Читать книгу Шкура литературы. Книги двух тысячелетий - Игорь Клех - Страница 5
II. Всегда
Три обличья французской мудрости
ОглавлениеТри мудреца в одном тазу
Пустились по морю в грозу.
Будь попрочнее старый таз,
Длиннее был бы мой рассказ.
Английская детская песенка, пер. С. Маршака
Дилемма
У каждого народа имеются собственные мудрецы – и на всякого из них оказывается довольно простоты. Достаточно вспомнить староиндийскую притчу о слоне и слепцах, каждый из которых судил о внешности огромного животного в зависимости от того, с какой стороны или конца к нему подошел. Давно ясно, что полнота истины раскрывается не отдельному человеку, но только человечеству в целом – и то не сразу, а по мере развития познания и накопления опыта. Как в утробе матери зародыш ускоренно проходит все стадии биогенеза, так каждый из нас неизбежно проходит основные стадии познания добра и зла. Детство – это возраст сильнейших впечатлений, молодость – это максимум безрассудных или неизбежных поступков, и только после этого наступает зрелость и приходит понимание произошедшего. Иначе не бывает! Как Пушкин писал в свои «осьмнадцать лет»: «Смешон и ветреный старик, / Смешон и юноша степенный». А русский народ выразился того круче в смиренномудрой присказке: «Родился мал, вырос глуп, помер пьян, ничего не знаю. – Иди, душа, в рай!» Мудрость – не всякое знание, а лишь духовно насущное и жизненно необходимое, сопрягающее на шатких весах представления об истине и добре, смысле и бессмыслице. И без хотя бы крупицы такого знания человек не может считаться человеком.

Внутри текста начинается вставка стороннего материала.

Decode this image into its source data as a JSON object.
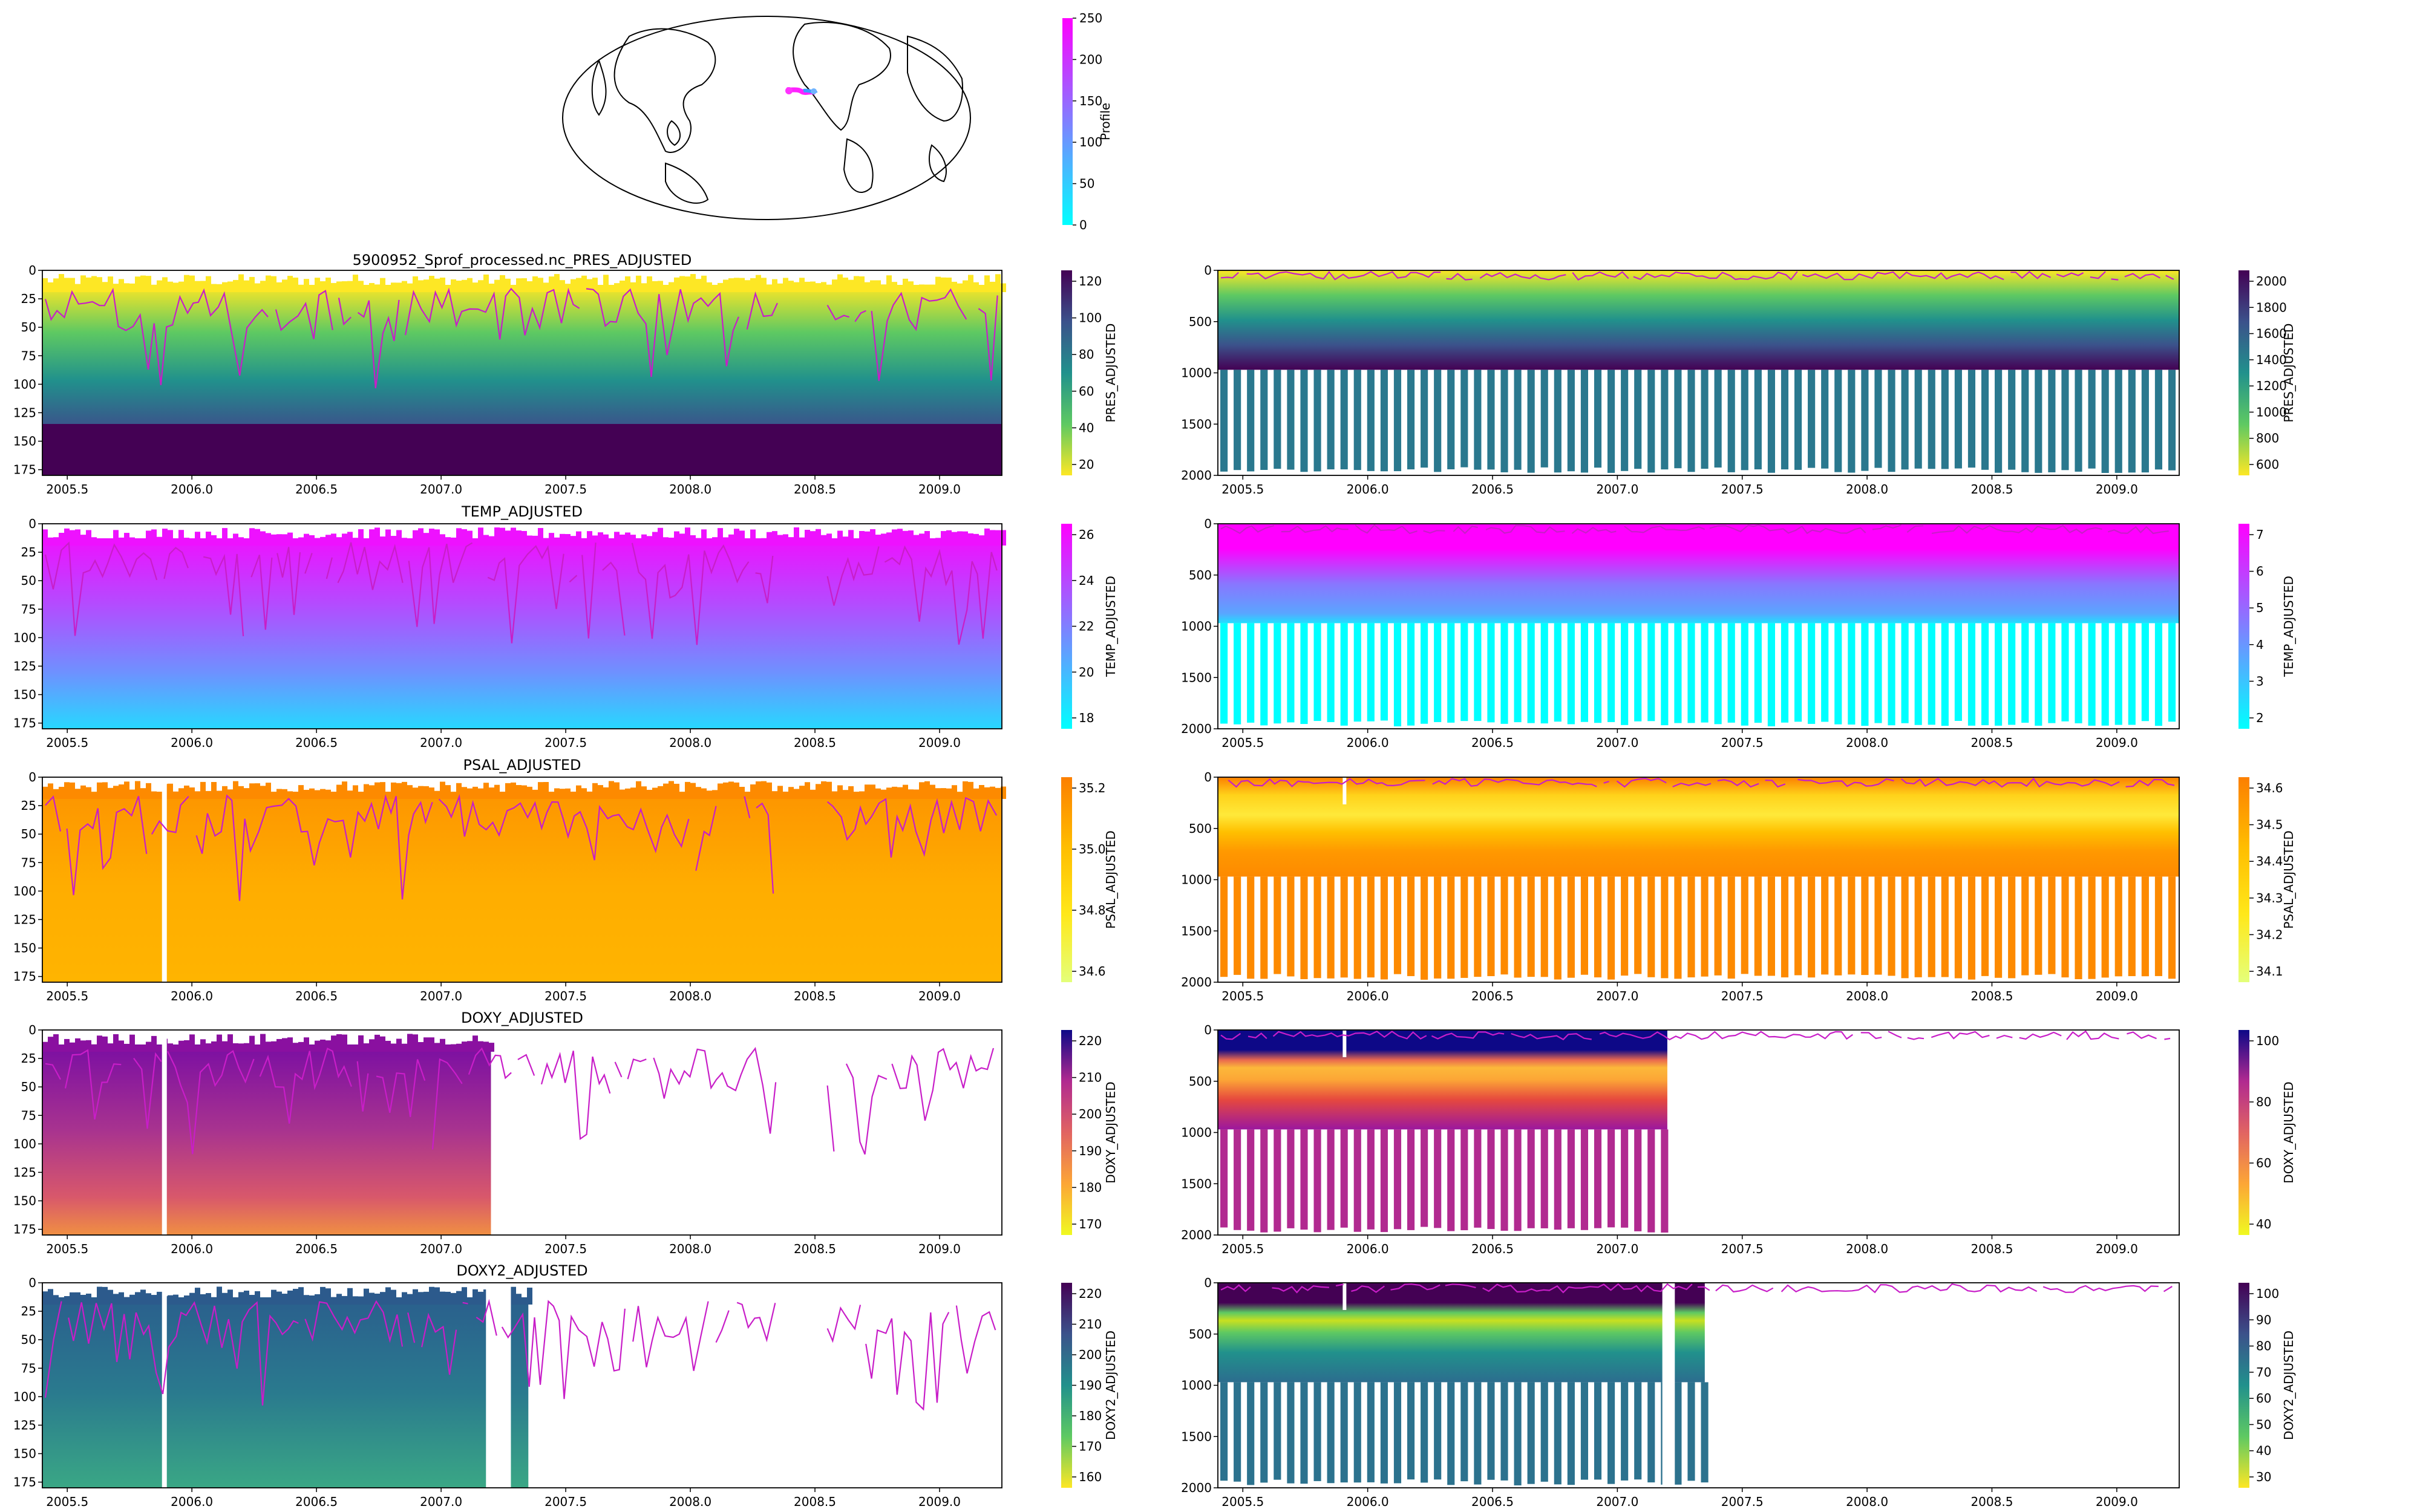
{
  "figure_title": "5900952_Sprof_processed.nc_PRES_ADJUSTED",
  "x_ticks": [
    "2005.5",
    "2006.0",
    "2006.5",
    "2007.0",
    "2007.5",
    "2008.0",
    "2008.5",
    "2009.0"
  ],
  "y_ticks_shallow": [
    "0",
    "25",
    "50",
    "75",
    "100",
    "125",
    "150",
    "175"
  ],
  "y_ticks_deep": [
    "0",
    "500",
    "1000",
    "1500",
    "2000"
  ],
  "map": {
    "colorbar_label": "Profile",
    "colorbar_ticks": [
      "0",
      "50",
      "100",
      "150",
      "200",
      "250"
    ]
  },
  "chart_data": [
    {
      "type": "heatmap",
      "title": "",
      "ylabel": "",
      "xlabel": "",
      "xlim": [
        2005.4,
        2009.25
      ],
      "ylim": [
        180,
        0
      ],
      "colorbar_label": "PRES_ADJUSTED",
      "colorbar_ticks": [
        "20",
        "40",
        "60",
        "80",
        "100",
        "120"
      ],
      "colormap": "viridis_r",
      "overlay_line_color": "#c81ec8"
    },
    {
      "type": "heatmap",
      "title": "",
      "xlim": [
        2005.4,
        2009.25
      ],
      "ylim": [
        2000,
        0
      ],
      "colorbar_label": "PRES_ADJUSTED",
      "colorbar_ticks": [
        "600",
        "800",
        "1000",
        "1200",
        "1400",
        "1600",
        "1800",
        "2000"
      ],
      "colormap": "viridis_r"
    },
    {
      "type": "heatmap",
      "title": "TEMP_ADJUSTED",
      "xlim": [
        2005.4,
        2009.25
      ],
      "ylim": [
        180,
        0
      ],
      "colorbar_label": "TEMP_ADJUSTED",
      "colorbar_ticks": [
        "18",
        "20",
        "22",
        "24",
        "26"
      ],
      "colormap": "cool"
    },
    {
      "type": "heatmap",
      "title": "",
      "xlim": [
        2005.4,
        2009.25
      ],
      "ylim": [
        2000,
        0
      ],
      "colorbar_label": "TEMP_ADJUSTED",
      "colorbar_ticks": [
        "2",
        "3",
        "4",
        "5",
        "6",
        "7"
      ],
      "colormap": "cool"
    },
    {
      "type": "heatmap",
      "title": "PSAL_ADJUSTED",
      "xlim": [
        2005.4,
        2009.25
      ],
      "ylim": [
        180,
        0
      ],
      "colorbar_label": "PSAL_ADJUSTED",
      "colorbar_ticks": [
        "34.6",
        "34.8",
        "35.0",
        "35.2"
      ],
      "colormap": "Wistia"
    },
    {
      "type": "heatmap",
      "title": "",
      "xlim": [
        2005.4,
        2009.25
      ],
      "ylim": [
        2000,
        0
      ],
      "colorbar_label": "PSAL_ADJUSTED",
      "colorbar_ticks": [
        "34.1",
        "34.2",
        "34.3",
        "34.4",
        "34.5",
        "34.6"
      ],
      "colormap": "Wistia"
    },
    {
      "type": "heatmap",
      "title": "DOXY_ADJUSTED",
      "xlim": [
        2005.4,
        2009.25
      ],
      "ylim": [
        180,
        0
      ],
      "colorbar_label": "DOXY_ADJUSTED",
      "colorbar_ticks": [
        "170",
        "180",
        "190",
        "200",
        "210",
        "220"
      ],
      "colormap": "plasma_r",
      "data_end": 2007.2
    },
    {
      "type": "heatmap",
      "title": "",
      "xlim": [
        2005.4,
        2009.25
      ],
      "ylim": [
        2000,
        0
      ],
      "colorbar_label": "DOXY_ADJUSTED",
      "colorbar_ticks": [
        "40",
        "60",
        "80",
        "100"
      ],
      "colormap": "plasma_r",
      "data_end": 2007.2
    },
    {
      "type": "heatmap",
      "title": "DOXY2_ADJUSTED",
      "xlim": [
        2005.4,
        2009.25
      ],
      "ylim": [
        180,
        0
      ],
      "colorbar_label": "DOXY2_ADJUSTED",
      "colorbar_ticks": [
        "160",
        "170",
        "180",
        "190",
        "200",
        "210",
        "220"
      ],
      "colormap": "viridis_r",
      "data_end": 2007.35
    },
    {
      "type": "heatmap",
      "title": "",
      "xlim": [
        2005.4,
        2009.25
      ],
      "ylim": [
        2000,
        0
      ],
      "colorbar_label": "DOXY2_ADJUSTED",
      "colorbar_ticks": [
        "30",
        "40",
        "50",
        "60",
        "70",
        "80",
        "90",
        "100"
      ],
      "colormap": "viridis_r",
      "data_end": 2007.35
    }
  ]
}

Глупо отрицать, что существует знание, способное обезоружить человека (Екклезиаст: во многой мудрости много печали), деморализовать или раздавить его (Шаламов: лагерный опыт целиком негативен – он не только крайне болезнен, но и бесполезен в мирной жизни). Знающие люди уверяют, что любителям колбасы и избирателям лучше не знать, как делается колбаса и как функционирует государство. Не говоря уж о том, что ветхозаветная легенда гласит: искушение, ослушание и вкус плода с древа познания сделали человеческий род смертным.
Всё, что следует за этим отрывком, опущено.